Perhaps the most shocking number Dr. Garrett-Peltier provides is the average annual amount we have spent on war-related activities over the past 19 years. The number is in addition to the base Pentagon budget, which already puts us way ahead of what any two other nations combined spend on the military. Get ready for this number. Sit down. Relax. Maybe ready a glass or pipe of your favorite anti-anxiety home remedy. Or an Ativan or two.
Here goes…
On average, every year since 2001, the United States has spent $290 billion fighting wars. Again that’s not the total, but the annual average. Using Dr. Garrett-Peletier’s model, it works out 1.8 million defense-related jobs, instead of 3.7 million jobs that spending that money on a realistic mix of education, infrastructure, retrofitting, healthcare and renewable energy would have created.
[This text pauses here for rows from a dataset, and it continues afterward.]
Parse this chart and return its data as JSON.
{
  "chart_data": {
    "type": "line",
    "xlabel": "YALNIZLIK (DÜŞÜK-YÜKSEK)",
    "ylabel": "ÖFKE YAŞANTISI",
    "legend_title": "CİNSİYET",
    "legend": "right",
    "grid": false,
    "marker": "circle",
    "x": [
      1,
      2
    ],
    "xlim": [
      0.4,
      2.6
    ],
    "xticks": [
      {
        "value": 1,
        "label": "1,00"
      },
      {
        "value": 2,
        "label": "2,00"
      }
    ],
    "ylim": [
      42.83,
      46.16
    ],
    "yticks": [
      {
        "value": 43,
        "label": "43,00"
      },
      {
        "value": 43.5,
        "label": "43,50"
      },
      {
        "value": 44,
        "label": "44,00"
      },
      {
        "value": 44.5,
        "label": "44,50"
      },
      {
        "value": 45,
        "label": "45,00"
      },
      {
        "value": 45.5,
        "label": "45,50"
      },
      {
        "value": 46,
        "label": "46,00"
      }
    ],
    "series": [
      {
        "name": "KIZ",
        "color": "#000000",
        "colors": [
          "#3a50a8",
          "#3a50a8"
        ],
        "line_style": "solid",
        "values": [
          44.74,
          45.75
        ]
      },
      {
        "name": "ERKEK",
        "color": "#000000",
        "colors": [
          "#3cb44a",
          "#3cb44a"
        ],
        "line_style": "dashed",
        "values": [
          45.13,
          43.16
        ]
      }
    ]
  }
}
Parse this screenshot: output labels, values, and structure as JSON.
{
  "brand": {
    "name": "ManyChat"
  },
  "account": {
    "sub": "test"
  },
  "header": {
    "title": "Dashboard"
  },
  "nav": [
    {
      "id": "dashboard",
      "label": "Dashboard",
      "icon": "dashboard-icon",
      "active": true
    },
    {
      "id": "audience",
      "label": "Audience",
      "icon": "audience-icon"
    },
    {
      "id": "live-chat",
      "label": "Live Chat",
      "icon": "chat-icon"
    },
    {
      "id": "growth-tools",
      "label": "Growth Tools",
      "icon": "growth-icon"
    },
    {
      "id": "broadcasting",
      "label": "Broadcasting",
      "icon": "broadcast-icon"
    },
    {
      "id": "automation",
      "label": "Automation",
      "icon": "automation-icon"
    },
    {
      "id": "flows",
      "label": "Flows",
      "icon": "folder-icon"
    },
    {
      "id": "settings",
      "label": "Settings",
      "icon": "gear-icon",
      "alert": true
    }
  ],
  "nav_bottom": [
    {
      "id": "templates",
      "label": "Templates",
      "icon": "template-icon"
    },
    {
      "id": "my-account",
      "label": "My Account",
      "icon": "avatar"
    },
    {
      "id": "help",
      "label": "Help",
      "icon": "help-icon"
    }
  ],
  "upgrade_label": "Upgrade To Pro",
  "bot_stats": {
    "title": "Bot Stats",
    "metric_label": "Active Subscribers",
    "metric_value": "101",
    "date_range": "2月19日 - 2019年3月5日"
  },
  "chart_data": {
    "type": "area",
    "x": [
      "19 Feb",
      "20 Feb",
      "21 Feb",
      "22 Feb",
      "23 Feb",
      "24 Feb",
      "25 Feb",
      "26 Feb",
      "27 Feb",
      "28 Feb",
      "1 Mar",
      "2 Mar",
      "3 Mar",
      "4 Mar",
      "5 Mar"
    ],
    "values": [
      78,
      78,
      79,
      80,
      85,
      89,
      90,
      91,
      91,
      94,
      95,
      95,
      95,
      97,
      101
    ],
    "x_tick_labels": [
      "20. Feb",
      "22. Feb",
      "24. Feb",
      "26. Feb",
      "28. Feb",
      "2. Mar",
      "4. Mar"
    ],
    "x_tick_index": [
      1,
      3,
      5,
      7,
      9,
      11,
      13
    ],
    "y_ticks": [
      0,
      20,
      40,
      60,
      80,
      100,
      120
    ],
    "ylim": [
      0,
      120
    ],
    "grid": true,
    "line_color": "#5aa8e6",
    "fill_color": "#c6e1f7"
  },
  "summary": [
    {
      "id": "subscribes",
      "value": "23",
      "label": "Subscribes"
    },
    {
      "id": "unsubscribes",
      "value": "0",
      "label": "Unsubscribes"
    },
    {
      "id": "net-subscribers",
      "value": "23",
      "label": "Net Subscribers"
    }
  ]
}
And what did we get? Iraq, Afghanistan, Syria and our bloody little adventures throughout Africa.
Dr. Garrett-Peltier doesn’t measure the toll our wars have taken on American soldiers, their families and the soldiers and civilians of our adversaries. She hasn’t measured the monetary value of the wrecked cities, roads and bridges. She hasn’t taken into account the millions of refugees created by our wars. On a more Kissingerian “Realpolitik” note, Dr. Garrett-Peltier’s research doesn’t measure the loss of status we have suffered throughout Western Europe and the Muslim world for our stupid, goalless bullying wars. She doesn’t compute the value of the loss in global leadership to China and other countries in the areas of alternative fuels and infrastructure development. Or the value of the loss of status as a leader in the future by spending trillions of dollars on bombing and shooting instead of investing in meeting the Paris Accords on climate change.
None of these wars made the United States any safer. None of them advanced our expressed interests. None of these wars created greater democracy, freedom of speech, equality for women or economic growth. All they did was to kill people, destroy economies and enlarge the bank accounts of military contractors and weapons manufacturers.
It’s time to bring home all our troops, reign in development of new weapons of mass and pinpoint destruction, and start investing our tax dollars in life, not death.